Olaf’s interference with the fundamental rights of European citizens breaches legal barriers and the organisation’s director general should tender his resignation, writes Inge Gräßle.
Being a ‘person concerned’ in an OLAF case may leave you feeling like K. in Franz Kafka’s ‘The Castle’. Allegations are never clarified or proven, and all attempts to shed some light on your own case eventually peter out.
These allegations are elusive. I have had EU officials sitting in my office, broken individuals, struggling with allegations they hardly knew anything about but which they were nevertheless meant to refute. The final OLAF report, sent to the Member State, had not been handed out to them; there had been no legal proceedings, thus there was no chance for them to claim legal justice or to ‘at least’ defend their reputation.
At their workplaces, they had to suffer violations of their privacy, such as the seizure of their mobile phones and their hard disks, without any chance for a judicial review. I have dealt with EU citizens who were victims of character assassinations by the media in their home country, which accused them, based on OLAF information, of being fraudsters.

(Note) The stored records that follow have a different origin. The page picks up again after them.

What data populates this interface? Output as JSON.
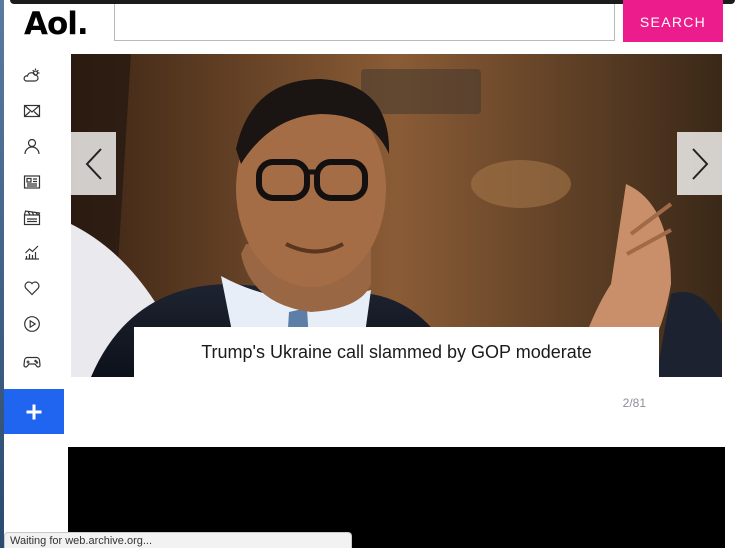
{
  "logo": {
    "text": "Aol."
  },
  "search": {
    "value": "",
    "placeholder": "",
    "button_label": "SEARCH"
  },
  "brand_colors": {
    "accent": "#ec1c8c",
    "add_button": "#1f65f0"
  },
  "sidebar": {
    "items": [
      {
        "icon": "weather-icon"
      },
      {
        "icon": "mail-icon"
      },
      {
        "icon": "user-icon"
      },
      {
        "icon": "news-icon"
      },
      {
        "icon": "entertainment-icon"
      },
      {
        "icon": "finance-icon"
      },
      {
        "icon": "lifestyle-heart-icon"
      },
      {
        "icon": "video-play-icon"
      },
      {
        "icon": "games-icon"
      }
    ],
    "add_icon": "plus-icon"
  },
  "slideshow": {
    "caption": "Trump's Ukraine call slammed by GOP moderate",
    "counter": "2/81",
    "prev_icon": "chevron-left-icon",
    "next_icon": "chevron-right-icon"
  },
  "status_bar": {
    "text": "Waiting for web.archive.org..."
  }
}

At the same time, millions of euros keep disappearing from the EU budget, which is why OLAF was actually established in the first place.
‘Tough’ investigation methods interfering with fundamental rights
The1999 OLAF regulation said nothing about the protection of personal rights. Consequently, the European Court of Justice was kept busy handling issues on the right of defence, the right to be heard, the right of access to the file, the right to an impartial investigation, the presumption of innocence and the reasonable-time requirement, just to name a few.
Since the Lisbon Treaty took effect in 2009, the Charter of Fundamental Rights of the EU, which declares these rights to be unalienable, has become binding.
The case of former Health Commissioner John Dalli, who lost his office in October 2012 after allegations of corruption and an ensuing OLAF investigation, provides the most vivid example of OLAF’s ‘tough’ investigative methods, which seem to include breaching legal barriers – including, incidentally, by the OLAF Director General himself.
The OLAF Supervisory Committee’s report clearly describes interferences with fundamental rights, going against both the Charter and the European Convention on Human Rights.
Requests for telephone toll records, or the production of a telephone record by a witness at the request of the OLAF investigator, who also gives advice on what to ask in order to lure the person concerned into a trap, are just some of the examples of the infringements noted by the committee.
Legal loopholes must be closed
The fact that OLAF Director General Giovanni Kessler declares these investigation methods ‘perfectly legal’ in front of Parliament adds insult to injury. In this light, it is unsurprising that Commission President José Manuel Barroso makes no attempt to force one of his Directors General to comply with the applicable European fundamental rights, and neither is the chaotic manner in which the plenary votes on the new OLAF regulation were carried out in July this year.
The adoption of some additional amendments, which would have reinforced fundamental rights, was missed by two votes. Seven colleagues had their voting intention corrected from ‘against’ to ‘in favour’ in the final minutes.
On top of the legislative loopholes, there are loopholes in the legal remedies that will not be closed by the introduction of the European Public Prosecutor. Without a European Criminal Court, a European Public Prosecutor is a legally-problematic construction, and all the more so should he or she have a liking for the same ‘tough’ methods as the OLAF Director General – as the saying goes, „you can’t make an omelette without breaking a few eggs”.
The OLAF Director General must resign and accept responsibility for the breaches of the Charter and the Convention. Legislators must define a catalogue of investigative powers and repeal the immunity of officials, so that they take full responsibility for their actions under civil and criminal law.
In the words of criminal law expert Hans-Heiner Kühne of Trier University: „Europe exercises sovereign rights like in remote feudal times. It calls to mind the early 19th century, which we have overcome long since in the Member States.”